Mr Varndell said: “On winter nights, Dave and the young David sat round the fire singing.”

The landlord would say that David Essex “couldn’t sing half as well as I could”.

After leaving the pub in 1980, Mr and Mrs Beck moved to Belle Vue Road.

He became head gardener and estate manager for Beatrice Lily at Peelfolds in Henley and met Lady Pamela Hicks, the Queen’s cousin, with whom he struck up a friendship.

Mr Varndell thanked Mr Beck for everything he had done for the family. 

He said: “Uncle Dave, your straightforwardness, your dignity, your family values and your generosity of spirit have been an inspiration to us all. Thank you.”

Everyone applauded and Mr Varndell embraced his uncle.

Members of the family then handed out lyric sheets to the audience to join in the next number, called Dave Beck’s Song.

It was sung to the tune of Bread of Heaven and included the words:

Dave Beck he is a legend.
Loved by all who know him.
He is funny, kind and special.
He always has a tale to tell.

He’s a legend
He’s a legend.
One hundred years of being him,
Being him
100 years of being him.

They also sang Happy Birthday and the National Anthem before many people went to congratulate Mr Beck while the cake was cut.

The family served Prosecco and cake while Mr Beck posed for photographs with his card from the Queen which had a message reading: “I am so pleased to know that you are celebrating your one hundredth birthday on 5th July 2020. I send my congratulations and best wishes to you on such a special occasion.”

Mr Beck said he was humbled that so many people, including about 20 members of his family, had travelled to see him. 

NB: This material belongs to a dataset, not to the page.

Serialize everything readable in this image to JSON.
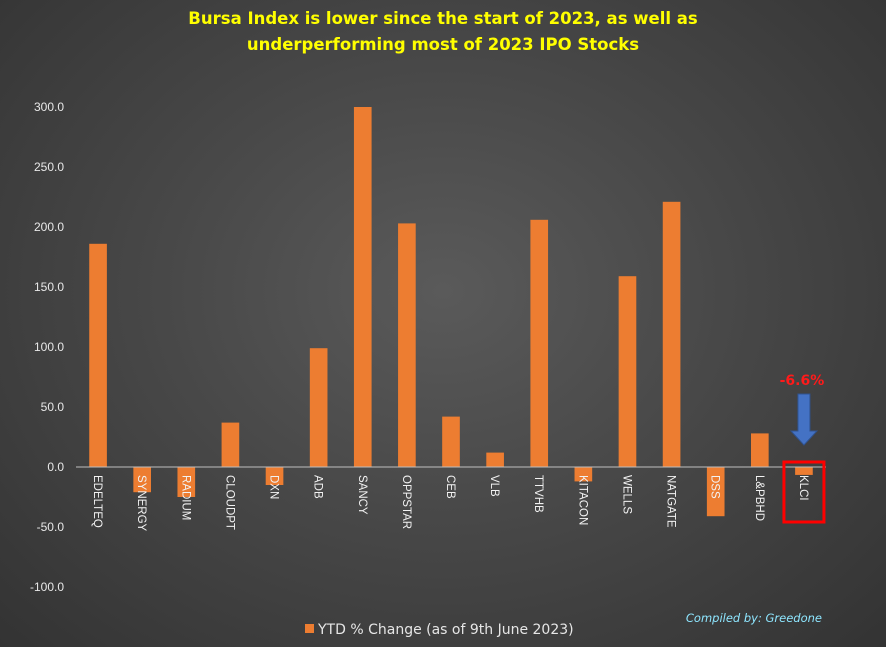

He said: “It’s wonderful to see everyone. I have lost so many friends throughout the years on account of my age. 

“It’s great my family are here and it’s just wonderful. We’re a happy family and we all thank God for what we have.”

His son Clive, 65, from Surrey, said: “We’re so incredibly proud of him. It’s really emotional for us just to see how well loved he is. There are a lot of people here that I did not recognise.

“We’re going to do the same thing next year. It’s just such a tremendous achievement for Dad. He deserves everything he gets.

“He’s still sharp and when you speak to him his memory is superb.”

Son Ken, 70, who lives in Caversham with his wife Pauline, 69, said: “It was very important for dad to celebrate because he’s a social person. 

“It’s a real testament to him that so many people are here. He’s all about people, not material things. He enjoys people’s company and he loved it.”

Daughter Pam, 74, who lives in Peppard Road, Caversham, said: “It was fantastic and lovely to see people enjoy themselves.”

Mr Beck, whose wife died 17 years ago, did not want any presents and asked people to donate to the NHS instead via a JustGiving page.